The nopie flag just specifies not to use position-independent execution. If you want static, include the -static option.
@@embeddedarmdev Thanks so much for replying to my question! Actually after I watched your other video, I added -static option. But it created some undefined reference. Does it mean .so(libusb-1.0.so.0) and .a(libusb-1.0.a) have different contents?
The contents are fundamentally the same, as in they basically contain the same object code. However, they are structured and used differently. The shared object (libusb-1.0.so.0) is designed to be loaded into memory and shared with any program that needs it. The static library (libusb-1.0.a) can't be loaded into memory, it is just a static archive of some object code.
When you use the -static option, the linker will look for the static library and not the shared library. To the best of my knowledge, you can't link statically using the shared object (.so). If you want to be able to link statically, you'll need the static archive version of your library. Unfortunately, I was not clear about that in any of my videos.
The reason it works in my videos is because I am using standard libraries. For the standard libraries, there is both a shared object and a static archive located in the /lib directory. For example, there is both a libc.a and a libc.so. When you specify the -static option, the linker uses the static archive (libc.a).
I am assuming that you don't have the libusb-1.0.a accessible to the linker and this is why you are getting the undefined reference error. If that is not the case, then we'd need to look further to determine why you are getting the error.

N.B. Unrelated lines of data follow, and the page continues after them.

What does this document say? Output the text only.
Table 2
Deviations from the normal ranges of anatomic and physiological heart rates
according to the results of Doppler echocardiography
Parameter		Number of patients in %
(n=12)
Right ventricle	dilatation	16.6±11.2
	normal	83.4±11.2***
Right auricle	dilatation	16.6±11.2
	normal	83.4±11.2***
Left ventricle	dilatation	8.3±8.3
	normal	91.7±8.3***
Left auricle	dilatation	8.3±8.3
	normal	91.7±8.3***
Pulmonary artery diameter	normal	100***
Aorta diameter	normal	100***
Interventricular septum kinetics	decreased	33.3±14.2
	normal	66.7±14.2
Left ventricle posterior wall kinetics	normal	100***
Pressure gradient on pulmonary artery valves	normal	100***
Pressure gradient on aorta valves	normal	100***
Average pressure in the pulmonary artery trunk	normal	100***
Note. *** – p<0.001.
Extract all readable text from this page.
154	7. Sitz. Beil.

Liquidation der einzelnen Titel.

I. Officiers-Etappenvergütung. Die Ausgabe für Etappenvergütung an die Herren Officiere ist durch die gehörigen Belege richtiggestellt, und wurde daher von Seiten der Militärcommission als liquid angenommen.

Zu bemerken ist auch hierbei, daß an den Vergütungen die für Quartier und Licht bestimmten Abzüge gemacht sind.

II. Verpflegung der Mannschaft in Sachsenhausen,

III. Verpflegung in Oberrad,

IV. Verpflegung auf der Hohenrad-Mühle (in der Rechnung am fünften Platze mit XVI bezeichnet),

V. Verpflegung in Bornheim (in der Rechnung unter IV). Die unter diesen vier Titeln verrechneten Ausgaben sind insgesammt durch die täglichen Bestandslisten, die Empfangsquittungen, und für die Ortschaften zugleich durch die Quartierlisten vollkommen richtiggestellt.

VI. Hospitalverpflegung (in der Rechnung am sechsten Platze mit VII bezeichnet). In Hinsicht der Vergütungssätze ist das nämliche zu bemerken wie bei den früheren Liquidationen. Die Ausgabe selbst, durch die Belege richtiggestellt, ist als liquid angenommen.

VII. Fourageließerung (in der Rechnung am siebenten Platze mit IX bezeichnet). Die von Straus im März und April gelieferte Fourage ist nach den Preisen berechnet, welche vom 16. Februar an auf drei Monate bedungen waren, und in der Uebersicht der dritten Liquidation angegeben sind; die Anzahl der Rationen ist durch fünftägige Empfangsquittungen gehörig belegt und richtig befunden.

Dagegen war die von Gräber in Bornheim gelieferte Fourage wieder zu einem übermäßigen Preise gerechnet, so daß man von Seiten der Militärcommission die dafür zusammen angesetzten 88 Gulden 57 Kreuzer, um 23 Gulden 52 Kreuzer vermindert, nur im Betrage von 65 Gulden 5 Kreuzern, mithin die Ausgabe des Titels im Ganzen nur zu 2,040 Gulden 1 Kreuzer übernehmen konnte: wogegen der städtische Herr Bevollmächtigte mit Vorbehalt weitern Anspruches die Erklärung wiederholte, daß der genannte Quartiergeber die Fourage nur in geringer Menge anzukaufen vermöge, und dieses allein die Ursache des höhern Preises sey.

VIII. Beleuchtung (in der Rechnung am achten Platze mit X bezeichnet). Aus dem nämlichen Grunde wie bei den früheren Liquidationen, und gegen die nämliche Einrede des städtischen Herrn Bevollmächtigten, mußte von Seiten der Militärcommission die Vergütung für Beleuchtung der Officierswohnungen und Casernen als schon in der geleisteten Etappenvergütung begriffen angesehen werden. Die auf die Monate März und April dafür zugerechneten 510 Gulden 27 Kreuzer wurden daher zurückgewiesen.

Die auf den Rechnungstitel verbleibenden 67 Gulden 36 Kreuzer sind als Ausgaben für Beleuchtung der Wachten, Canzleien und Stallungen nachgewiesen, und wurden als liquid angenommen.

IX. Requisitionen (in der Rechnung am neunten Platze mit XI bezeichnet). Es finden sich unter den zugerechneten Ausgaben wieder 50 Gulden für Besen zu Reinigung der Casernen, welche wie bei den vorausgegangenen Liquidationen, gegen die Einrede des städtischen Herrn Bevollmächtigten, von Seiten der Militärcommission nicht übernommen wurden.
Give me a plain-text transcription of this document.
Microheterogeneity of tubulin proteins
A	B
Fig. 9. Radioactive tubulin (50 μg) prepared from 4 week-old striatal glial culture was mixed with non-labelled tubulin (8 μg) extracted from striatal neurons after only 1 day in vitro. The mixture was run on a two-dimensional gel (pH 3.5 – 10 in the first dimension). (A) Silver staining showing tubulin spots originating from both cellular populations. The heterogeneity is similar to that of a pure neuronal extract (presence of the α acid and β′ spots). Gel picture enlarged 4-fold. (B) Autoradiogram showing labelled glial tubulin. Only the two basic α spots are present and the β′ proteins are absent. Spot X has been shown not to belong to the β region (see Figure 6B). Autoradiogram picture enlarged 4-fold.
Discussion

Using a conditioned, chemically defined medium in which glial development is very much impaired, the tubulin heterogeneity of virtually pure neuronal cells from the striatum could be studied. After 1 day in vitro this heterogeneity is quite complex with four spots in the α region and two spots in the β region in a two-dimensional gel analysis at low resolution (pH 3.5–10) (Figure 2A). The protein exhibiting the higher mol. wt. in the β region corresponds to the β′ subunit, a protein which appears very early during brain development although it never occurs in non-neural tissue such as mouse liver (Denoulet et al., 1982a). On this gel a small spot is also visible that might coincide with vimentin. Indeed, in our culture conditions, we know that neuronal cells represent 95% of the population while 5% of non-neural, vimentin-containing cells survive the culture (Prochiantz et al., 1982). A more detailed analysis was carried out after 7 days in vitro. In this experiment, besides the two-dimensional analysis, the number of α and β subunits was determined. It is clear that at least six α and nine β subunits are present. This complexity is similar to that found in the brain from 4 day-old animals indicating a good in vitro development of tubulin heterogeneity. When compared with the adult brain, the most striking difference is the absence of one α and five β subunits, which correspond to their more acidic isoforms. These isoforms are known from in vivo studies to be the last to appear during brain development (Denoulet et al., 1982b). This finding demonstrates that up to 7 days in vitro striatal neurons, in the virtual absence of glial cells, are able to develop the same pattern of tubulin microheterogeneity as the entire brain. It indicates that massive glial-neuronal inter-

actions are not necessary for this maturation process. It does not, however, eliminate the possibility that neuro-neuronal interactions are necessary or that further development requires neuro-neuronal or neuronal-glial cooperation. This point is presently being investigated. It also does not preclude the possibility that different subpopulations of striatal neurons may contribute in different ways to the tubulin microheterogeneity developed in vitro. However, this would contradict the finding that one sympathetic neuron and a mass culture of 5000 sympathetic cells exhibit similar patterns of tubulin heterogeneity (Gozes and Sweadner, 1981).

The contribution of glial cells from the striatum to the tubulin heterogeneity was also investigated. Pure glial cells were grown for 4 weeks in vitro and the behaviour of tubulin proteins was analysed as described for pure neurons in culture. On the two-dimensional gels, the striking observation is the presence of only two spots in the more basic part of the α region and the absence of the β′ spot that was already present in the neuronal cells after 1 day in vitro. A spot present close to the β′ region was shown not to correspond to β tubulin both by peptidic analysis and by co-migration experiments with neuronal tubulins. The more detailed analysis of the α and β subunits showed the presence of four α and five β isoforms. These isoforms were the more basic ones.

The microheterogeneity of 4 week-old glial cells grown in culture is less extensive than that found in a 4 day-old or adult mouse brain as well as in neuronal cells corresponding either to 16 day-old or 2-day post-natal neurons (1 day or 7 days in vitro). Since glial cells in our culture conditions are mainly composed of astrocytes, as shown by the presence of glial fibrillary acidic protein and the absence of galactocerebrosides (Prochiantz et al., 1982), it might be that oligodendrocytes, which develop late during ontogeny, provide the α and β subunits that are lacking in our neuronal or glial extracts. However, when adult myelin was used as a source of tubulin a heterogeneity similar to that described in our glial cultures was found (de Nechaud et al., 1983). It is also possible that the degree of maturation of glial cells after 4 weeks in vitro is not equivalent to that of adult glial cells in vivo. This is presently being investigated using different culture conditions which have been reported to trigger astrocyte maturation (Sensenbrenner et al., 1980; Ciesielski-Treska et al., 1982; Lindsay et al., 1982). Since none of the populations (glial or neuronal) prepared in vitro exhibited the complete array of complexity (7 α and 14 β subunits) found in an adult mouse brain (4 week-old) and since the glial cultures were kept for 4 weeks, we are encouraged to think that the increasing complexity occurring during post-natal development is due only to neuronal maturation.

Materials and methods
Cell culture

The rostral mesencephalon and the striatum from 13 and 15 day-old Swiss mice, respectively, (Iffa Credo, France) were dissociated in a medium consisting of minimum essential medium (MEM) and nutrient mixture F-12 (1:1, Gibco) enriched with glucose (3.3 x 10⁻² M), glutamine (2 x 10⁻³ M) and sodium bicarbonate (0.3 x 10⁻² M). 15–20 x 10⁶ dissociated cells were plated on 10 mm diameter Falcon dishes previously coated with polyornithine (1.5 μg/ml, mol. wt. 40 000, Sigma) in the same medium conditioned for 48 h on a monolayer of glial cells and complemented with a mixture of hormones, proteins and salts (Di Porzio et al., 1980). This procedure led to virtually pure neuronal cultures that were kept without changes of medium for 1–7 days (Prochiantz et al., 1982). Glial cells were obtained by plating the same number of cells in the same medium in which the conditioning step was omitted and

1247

I hope this answers your question.
@@embeddedarmdev Thanks agin! Yes, you are right, .so and .a should be the same. But in order to link .a, it needs other static libs. My current build likes this:
g++ -o libusbtest libusb.o -g -Wall -std=c++11 -lusb-1.0 -lpthread -ludev -static
It generated error below:
/usr/bin/ld: cannot find -ludev
I updated libudev, but only saw /lib/x86_64-linux-gnu/libudev.so.1, but no libudev.a?
I have no problem to run this g++ -o libusbtest libusb.o -g -Wall -std=c++11 -lusb-1.0. It uses the shared lib.
Yes, it is probably looking for a udev.a file and not finding it. You can do a mix of static and dynamic using something like this:
g++ -o libusbtest libusb.o -g -Wall -std=c++11 -Wl,-Bstatic -lpthread -Wl,-Bdynamic -lusb-1.0 -ludev
This should compile in pthread statically (your system should have a libpthread.a) and then libusb and libudev would be compiled in dynamically. However, I have never actually tried this before.
On my system, there is no static library for libudev or libusb. This may be by design. It is possible that the shared library contains a lot of system level code that is designed to only have one instance running and running an executable that had the same usb code statically compiled could potentially cause conflicts with the already running shared library; but that is just a guess on my part.